The picture and model of the bridges is clear. No need to change it to kiddy stuff in the weird belief kids don't know what bridges are but know what rooms and walls are (which are much harder view abstractly).

To explain the answer simply point out that the hiker has to start at a starting place; end at an ending place; and all the rest of the places are passing through places. The passing through places must have a the hiker coming in and going out; coming in and going out; coming in and going out. But some of them have three number of bridges going to them so the hiker can come in (1), go out (2) and come in (3) and then the hiker is stuck there because he's used up all his bridges and he can't go out.
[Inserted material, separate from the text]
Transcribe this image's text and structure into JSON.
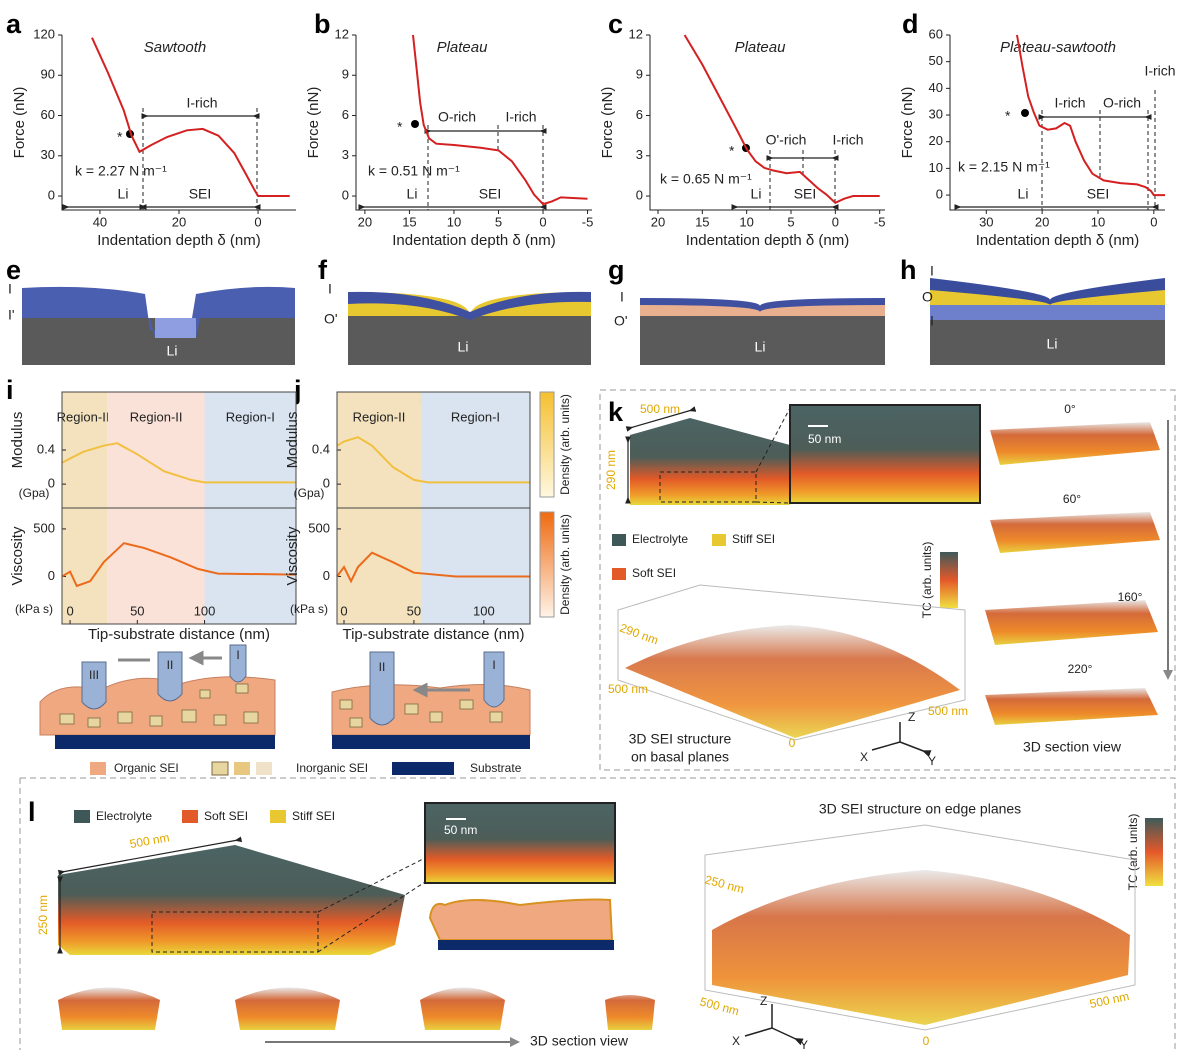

So this isn't a passing through place. It must be a starting place or an ending place. Here's another with three bridges. It must be a starting place or an ending place. Here's a third place with five bridges. He goes in; out;in; out; and in-- and he's stuck. So it can't be a passing through place. So IT has to be a starting place or an ending place too. But wait! There can only be two starting and ending places. This is impossible! he has to get out by walking over one of the bridges a second time. The hiker can't cross each bridge exactly once.

The tracing an envelope puzzle maybe should be shown first because it is less frustrating to a child because it can be solved. (Abstractly, young children sometimes have a hard time conceptualizing things can't be done via contradiction.) In the envelope, you can point out that that only the starting and ending points can have odd paths from it. There are exactly two points with odd paths so you must start at one and end at the other. Then a solution is pretty easy. But if you start at any other point it can't be done, try it. path out... path out... .... path in and oops! we're stuck! We must start and end at a place with odd number of paths... now look at this map of bridges...

When I was a child, this was a very common and fairly well known problem...

The fact that this is impossible for the same reason as 7 Bridges is fairly interesting.

As for explaining the solution... I don't see why a high school education would matter. It's all about counting evens and odds.

If you have a room with an odd number of doors, and you start outside of it, and you must cross every door, then you must end your path inside the room. Once you understand that, you have the proof.

The problem above has four nodes with an odd number of exits (outside the box counts as a node), so it's impossible. If you start in one of the nodes you can only end in one of the others.

Similarly, 7 Bridges has four nodes with an odd number of exits.

If the kid walks away knowing that he can determine if a similar problem is solvable by just counting edges, then your job is done. They don't need to fully grok the proof. Just draw some numbers on pictures.

Incorporate this with the answer provided by @Superbest. Draw numbers to show that riddle has only two nodes with an odd number of edges, so it is solvable with you starting in one odd-edged node and ending in another.

Make some printouts and bring some pencils.